The first bird was a first year that I didn't get great photos of. It was very windy and the bird looked fairly heavy with its primaries held fairly tightly for the most part and wasn't particularly warm in color. I actually thought this bird had a very good chance of being a Pomarine. Eventually it came close enough for the camera to pick up some projecting tail points
Not too much later Andrew picked up another jaeger, this one an adult. It cut tantalizingly across the harbor and I abandoned the scope for the camera.
I didn't think the dark in the face came down very far and it certainly doesn't have much of a breast band so I chalked it up as a Parasitic without thinking too much about it (more irony after I tried really hard to turn the Parasitic into a Pomarine). If I'd stayed with it a little longer in the scope I might have noticed the two tone bill. Oh well. A not so solid pic of the pale-ish bill base.
The bird kept coming north. Crops through the camera show a pretty long bill with the suggestion of a thicker gony angle.
As it quarters away another angle at the broad tail projection...

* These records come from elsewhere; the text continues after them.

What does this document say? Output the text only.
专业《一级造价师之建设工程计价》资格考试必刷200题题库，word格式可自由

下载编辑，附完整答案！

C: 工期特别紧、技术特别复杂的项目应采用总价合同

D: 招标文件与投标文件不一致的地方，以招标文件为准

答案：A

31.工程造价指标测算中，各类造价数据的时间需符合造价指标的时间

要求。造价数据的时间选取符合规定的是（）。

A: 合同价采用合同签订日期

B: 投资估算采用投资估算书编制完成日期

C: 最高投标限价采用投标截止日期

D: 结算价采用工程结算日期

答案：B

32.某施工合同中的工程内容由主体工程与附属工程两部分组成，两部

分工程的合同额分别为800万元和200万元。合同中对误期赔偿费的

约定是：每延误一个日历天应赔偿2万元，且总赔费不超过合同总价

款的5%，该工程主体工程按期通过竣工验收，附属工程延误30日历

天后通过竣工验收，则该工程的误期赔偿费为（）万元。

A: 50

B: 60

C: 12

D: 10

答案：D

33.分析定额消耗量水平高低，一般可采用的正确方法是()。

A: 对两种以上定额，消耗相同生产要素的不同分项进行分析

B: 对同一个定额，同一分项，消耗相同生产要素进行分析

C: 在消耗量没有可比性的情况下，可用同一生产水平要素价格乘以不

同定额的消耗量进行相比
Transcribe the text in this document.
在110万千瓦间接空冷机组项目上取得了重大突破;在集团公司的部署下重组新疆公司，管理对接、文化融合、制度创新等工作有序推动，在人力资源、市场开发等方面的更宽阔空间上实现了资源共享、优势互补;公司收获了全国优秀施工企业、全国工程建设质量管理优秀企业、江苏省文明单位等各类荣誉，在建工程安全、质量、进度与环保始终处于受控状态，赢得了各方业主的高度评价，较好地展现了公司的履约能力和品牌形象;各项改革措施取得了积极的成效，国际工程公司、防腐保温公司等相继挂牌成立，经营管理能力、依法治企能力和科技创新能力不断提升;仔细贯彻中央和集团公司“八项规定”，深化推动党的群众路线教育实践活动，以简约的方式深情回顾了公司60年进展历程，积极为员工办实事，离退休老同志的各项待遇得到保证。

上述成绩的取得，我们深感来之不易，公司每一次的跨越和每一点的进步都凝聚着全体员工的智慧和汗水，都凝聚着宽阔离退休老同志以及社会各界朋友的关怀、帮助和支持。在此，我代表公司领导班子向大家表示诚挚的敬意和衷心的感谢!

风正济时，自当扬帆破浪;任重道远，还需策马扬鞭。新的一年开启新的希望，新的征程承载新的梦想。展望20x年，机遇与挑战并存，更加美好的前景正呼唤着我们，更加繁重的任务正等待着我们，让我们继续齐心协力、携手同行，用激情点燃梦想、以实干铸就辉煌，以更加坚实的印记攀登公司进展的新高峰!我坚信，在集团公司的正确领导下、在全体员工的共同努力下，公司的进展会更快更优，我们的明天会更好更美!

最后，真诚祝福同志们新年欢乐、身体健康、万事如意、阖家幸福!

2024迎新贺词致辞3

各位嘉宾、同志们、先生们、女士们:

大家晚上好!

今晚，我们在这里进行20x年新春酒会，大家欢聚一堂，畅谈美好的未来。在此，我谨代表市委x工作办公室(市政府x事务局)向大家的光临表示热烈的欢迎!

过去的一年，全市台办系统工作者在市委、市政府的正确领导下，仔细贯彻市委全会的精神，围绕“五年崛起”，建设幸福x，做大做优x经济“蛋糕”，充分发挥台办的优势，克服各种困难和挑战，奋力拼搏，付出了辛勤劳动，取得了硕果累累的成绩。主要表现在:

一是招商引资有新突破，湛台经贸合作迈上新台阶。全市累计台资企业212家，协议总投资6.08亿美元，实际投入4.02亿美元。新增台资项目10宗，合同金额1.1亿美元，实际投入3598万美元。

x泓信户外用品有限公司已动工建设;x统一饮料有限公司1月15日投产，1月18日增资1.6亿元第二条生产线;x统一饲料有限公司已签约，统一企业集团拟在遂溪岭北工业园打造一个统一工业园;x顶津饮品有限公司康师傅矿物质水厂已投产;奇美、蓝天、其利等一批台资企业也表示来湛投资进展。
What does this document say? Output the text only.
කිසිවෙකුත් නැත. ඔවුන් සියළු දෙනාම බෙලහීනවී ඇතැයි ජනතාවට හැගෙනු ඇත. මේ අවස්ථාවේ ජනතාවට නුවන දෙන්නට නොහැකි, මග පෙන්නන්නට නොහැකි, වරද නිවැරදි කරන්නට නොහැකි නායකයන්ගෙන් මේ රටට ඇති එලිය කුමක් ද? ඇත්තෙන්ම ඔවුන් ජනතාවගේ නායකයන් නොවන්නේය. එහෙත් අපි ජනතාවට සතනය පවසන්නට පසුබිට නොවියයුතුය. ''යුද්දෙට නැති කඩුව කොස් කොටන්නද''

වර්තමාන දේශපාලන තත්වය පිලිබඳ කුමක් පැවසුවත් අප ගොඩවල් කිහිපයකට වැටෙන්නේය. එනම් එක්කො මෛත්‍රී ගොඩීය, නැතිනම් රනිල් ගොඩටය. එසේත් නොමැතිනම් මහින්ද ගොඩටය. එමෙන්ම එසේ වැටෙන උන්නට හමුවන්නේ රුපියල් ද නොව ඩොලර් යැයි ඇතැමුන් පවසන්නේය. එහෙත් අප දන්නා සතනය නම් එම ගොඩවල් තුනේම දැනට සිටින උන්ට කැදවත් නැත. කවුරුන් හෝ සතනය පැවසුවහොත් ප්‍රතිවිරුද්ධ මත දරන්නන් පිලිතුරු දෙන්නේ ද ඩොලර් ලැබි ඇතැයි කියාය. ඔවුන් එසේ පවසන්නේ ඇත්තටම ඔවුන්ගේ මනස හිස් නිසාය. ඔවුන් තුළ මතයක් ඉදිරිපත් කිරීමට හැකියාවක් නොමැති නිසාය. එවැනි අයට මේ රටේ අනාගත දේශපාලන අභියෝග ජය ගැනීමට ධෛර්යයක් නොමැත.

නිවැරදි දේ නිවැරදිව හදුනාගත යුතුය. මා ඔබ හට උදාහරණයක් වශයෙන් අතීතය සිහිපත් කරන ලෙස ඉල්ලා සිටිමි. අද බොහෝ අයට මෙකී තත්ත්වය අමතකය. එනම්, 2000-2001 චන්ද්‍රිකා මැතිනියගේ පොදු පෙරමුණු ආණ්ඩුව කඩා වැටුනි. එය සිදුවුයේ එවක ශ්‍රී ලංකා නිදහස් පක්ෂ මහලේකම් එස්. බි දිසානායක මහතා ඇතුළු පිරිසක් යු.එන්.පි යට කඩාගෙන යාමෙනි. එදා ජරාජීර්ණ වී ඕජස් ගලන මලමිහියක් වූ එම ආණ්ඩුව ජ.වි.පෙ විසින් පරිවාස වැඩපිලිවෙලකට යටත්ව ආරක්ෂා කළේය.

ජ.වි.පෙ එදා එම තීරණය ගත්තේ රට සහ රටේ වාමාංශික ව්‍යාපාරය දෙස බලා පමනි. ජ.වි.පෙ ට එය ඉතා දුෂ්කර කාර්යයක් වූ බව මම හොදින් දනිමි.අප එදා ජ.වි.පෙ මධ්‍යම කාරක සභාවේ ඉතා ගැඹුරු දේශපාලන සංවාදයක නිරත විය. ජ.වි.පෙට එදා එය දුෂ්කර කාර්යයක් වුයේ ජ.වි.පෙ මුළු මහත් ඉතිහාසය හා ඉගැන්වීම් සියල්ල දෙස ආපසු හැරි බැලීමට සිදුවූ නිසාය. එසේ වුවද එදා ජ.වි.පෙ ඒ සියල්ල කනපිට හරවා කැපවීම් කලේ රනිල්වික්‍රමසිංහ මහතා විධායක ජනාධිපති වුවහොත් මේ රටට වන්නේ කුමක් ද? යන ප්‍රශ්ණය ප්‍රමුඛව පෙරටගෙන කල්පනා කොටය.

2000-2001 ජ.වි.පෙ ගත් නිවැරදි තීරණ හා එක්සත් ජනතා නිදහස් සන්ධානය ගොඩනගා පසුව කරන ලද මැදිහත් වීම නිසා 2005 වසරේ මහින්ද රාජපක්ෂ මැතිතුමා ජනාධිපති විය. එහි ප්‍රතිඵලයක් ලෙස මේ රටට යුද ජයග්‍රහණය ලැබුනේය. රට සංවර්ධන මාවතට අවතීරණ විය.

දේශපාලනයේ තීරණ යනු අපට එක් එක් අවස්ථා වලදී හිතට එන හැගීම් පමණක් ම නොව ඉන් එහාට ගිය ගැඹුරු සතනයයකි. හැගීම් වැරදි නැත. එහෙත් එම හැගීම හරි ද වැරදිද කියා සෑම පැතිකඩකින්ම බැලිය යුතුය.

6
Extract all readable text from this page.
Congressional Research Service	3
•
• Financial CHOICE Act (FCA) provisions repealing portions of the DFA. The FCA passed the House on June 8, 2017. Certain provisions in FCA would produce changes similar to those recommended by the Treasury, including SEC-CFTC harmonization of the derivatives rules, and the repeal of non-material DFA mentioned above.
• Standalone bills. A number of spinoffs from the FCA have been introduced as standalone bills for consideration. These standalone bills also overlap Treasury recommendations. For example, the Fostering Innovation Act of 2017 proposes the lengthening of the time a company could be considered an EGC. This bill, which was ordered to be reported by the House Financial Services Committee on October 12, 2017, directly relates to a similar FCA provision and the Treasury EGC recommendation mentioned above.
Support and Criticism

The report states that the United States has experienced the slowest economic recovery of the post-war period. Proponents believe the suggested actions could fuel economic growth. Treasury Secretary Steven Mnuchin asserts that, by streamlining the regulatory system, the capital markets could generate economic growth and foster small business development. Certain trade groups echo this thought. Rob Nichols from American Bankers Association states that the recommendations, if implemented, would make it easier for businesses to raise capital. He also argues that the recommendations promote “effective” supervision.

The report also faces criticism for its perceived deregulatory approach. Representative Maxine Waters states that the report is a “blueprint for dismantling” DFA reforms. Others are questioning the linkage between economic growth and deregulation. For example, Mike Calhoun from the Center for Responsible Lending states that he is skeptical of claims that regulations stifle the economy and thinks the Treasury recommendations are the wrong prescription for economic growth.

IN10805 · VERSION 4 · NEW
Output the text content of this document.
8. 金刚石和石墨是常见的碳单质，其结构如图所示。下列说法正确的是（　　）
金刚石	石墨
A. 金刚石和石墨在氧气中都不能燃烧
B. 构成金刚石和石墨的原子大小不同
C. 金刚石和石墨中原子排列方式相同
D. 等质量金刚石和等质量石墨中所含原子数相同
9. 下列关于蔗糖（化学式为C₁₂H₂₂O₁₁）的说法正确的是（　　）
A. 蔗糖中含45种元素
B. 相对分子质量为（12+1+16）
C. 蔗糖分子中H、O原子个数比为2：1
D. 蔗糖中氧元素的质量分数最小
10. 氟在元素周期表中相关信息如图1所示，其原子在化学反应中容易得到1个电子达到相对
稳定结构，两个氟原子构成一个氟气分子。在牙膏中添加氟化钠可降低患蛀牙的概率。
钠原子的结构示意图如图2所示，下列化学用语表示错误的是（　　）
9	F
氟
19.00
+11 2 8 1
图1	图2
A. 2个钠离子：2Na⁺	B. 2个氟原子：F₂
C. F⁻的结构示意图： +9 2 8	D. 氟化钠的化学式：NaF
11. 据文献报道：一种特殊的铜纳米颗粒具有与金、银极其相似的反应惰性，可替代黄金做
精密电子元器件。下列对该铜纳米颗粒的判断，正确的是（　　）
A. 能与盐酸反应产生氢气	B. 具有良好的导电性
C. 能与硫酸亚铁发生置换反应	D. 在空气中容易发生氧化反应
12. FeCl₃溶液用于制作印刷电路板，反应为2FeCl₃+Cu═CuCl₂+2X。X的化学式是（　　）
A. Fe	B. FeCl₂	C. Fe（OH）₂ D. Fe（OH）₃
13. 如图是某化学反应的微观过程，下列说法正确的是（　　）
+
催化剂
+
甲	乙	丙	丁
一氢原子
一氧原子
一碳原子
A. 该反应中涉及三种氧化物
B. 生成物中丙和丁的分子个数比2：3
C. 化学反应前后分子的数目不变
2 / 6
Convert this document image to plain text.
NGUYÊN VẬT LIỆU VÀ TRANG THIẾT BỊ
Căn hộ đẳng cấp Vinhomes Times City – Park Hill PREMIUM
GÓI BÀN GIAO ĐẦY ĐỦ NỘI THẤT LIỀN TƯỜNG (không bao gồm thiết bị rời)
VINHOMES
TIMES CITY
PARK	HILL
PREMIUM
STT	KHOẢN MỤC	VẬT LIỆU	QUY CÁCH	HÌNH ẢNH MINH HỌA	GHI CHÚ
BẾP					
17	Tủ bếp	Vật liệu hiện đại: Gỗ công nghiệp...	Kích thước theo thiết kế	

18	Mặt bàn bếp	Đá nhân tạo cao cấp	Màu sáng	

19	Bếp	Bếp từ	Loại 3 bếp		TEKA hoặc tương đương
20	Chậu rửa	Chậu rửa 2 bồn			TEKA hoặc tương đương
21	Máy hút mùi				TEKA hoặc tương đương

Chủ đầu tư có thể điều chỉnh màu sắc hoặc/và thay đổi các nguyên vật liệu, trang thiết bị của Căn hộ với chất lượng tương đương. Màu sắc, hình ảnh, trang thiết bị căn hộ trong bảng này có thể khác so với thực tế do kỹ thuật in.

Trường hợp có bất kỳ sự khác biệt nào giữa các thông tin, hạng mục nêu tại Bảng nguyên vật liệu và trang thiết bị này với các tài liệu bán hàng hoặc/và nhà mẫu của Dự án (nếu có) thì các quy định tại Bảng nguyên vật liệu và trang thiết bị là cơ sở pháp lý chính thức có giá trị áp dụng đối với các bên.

I've never found counting pale primary shafts to be that useful, but if you're so inclined the left image may help. You do get a sense of the face mask coming lower on the face from this angle than the initial view in the harbor.
Another view of the mask, as well as breast-heavy gestault.
The bird accelerated up to attack a Ring-billed exposing the spread tail as it flared after its target.
I count 10 tail feathers though it's possible some of the outer tail feathers are folded over each other. There should be 12. Given that the bird has projecting central rects with the tail folded I think we can trust that the central feathers are included here (and given the gap in the tail on the leftmost image I wonder if it's the bilateral 2nd tail feathers that are missing). It'd be nice if the RBGU was in the same posture as the jaeger to compare the wingspan better.
One last view of the mask extending onto the malar.
I've been having bigtime computer problems for a week and am using an old one without photoshop. It will be interesting to see if the two-tone bill comes out more when I can lighten some of the broadside views.